The workflow utilizes a patchwork spatial data science pipeline that fuses street-level computer vision with city-scale remote sensing.
Data Ingestion: The system integrates Land Surface Temperature (LST) and emissivity data from Landsat 8/9, structural radar data from ALOS PALSAR-2, and elevation models from ALOS World 3D. This is combined with Google Street View (GSV) imagery to capture human-scale morphology.
Computer Vision: Using Mask2Former, GSV images are segmented into semantic superclasses (e.g. sky, building, vegetation, pavement) to quantify the visual thermal environment.
Machine Learning: Two XGBoost models were developed: a Full Model trained on both satellite and street-view features for high-precision areas, and a Deployment Model relying solely on satellite rasters to extrapolate predictions across the entire city where GSV data is unavailable or cost-prohibitive.
Routing Engine: The predictions are mapped onto an OSMnx-derived pedestrian network, utilizing Dijkstra’s algorithm with tunable parameters to calculate shortest, coolest, and hottest paths.
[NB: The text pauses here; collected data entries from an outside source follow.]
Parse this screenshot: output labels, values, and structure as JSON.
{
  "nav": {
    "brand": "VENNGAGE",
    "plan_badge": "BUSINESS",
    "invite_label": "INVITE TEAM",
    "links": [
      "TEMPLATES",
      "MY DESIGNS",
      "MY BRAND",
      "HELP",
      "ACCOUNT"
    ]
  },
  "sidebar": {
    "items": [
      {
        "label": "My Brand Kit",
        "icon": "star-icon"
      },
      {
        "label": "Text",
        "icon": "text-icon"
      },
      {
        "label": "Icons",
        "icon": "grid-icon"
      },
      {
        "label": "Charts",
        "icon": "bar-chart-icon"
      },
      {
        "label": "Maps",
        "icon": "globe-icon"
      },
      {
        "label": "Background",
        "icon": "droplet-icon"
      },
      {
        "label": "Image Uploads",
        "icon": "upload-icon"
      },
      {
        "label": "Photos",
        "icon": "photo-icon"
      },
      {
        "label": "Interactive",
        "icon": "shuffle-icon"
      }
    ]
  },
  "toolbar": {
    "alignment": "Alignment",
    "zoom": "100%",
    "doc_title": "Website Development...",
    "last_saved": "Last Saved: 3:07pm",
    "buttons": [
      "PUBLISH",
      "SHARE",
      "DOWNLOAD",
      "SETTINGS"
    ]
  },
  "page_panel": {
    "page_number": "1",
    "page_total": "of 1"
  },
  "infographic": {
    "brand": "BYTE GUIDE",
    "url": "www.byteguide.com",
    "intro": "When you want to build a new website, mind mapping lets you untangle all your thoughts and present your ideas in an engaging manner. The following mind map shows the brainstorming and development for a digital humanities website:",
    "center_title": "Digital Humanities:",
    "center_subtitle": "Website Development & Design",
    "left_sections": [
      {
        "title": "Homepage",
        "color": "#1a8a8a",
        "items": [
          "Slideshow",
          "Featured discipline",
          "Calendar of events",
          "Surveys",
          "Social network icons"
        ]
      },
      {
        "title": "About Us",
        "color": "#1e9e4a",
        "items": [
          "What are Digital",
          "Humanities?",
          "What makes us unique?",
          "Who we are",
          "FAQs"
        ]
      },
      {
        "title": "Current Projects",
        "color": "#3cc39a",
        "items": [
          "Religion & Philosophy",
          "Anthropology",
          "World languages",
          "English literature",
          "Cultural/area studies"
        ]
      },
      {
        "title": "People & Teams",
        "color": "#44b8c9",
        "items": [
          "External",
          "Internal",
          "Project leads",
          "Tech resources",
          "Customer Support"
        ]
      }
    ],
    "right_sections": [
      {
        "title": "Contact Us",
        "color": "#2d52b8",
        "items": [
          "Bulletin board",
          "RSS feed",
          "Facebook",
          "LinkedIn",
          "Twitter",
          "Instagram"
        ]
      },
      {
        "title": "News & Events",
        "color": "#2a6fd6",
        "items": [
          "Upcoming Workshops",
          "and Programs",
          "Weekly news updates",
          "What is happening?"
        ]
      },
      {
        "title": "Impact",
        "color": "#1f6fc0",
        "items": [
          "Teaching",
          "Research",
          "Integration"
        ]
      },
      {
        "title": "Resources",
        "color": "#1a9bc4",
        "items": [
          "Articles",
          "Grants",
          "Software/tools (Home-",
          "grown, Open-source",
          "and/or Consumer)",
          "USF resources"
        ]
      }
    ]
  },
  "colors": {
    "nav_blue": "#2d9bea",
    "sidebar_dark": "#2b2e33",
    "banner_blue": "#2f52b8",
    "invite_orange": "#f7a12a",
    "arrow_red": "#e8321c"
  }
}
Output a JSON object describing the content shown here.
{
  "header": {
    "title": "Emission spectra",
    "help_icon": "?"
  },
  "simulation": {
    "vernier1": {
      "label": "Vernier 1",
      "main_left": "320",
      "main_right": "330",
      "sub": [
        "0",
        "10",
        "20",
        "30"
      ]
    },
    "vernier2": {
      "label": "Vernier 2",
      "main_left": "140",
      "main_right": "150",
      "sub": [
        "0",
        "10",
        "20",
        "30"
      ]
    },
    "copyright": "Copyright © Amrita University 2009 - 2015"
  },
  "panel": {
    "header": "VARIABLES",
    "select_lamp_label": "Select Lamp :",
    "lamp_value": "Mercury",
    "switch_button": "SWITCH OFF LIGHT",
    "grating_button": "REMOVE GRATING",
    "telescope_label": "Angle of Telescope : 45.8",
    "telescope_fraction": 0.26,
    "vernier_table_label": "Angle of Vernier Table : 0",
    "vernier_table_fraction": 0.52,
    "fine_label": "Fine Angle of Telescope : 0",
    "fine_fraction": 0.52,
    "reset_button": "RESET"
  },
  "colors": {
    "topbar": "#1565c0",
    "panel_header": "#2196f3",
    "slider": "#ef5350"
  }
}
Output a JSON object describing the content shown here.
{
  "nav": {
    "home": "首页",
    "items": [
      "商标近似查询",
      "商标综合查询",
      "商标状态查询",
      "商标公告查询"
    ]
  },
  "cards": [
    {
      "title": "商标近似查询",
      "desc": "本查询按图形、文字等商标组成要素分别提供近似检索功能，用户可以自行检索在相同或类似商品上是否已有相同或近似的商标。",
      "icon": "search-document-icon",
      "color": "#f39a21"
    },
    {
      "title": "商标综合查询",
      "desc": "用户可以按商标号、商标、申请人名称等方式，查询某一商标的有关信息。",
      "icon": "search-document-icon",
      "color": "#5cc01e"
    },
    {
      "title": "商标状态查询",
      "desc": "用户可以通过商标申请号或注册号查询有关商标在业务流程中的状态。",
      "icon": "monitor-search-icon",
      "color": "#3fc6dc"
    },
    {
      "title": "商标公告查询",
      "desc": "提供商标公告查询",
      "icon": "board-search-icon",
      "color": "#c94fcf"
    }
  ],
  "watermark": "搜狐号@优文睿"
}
The analysis revealed that relying on cool routes imposes a significant burden on pedestrians. The study found that taking the coolest path in HCMC incurs an average 26.5% distance penalty (adding ~5.8km to a 22km journey) to achieve a marginal temperature reduction of 0.43 C. This finding underscores that heat exposure is a structural inequity rather than a navigational choice. Technically, the model demonstrated robust transferability, achieving an R2 of 0.70 on held-out wards, confirming that identifying "hot corridors" is statistically reliable even in areas not seen during training.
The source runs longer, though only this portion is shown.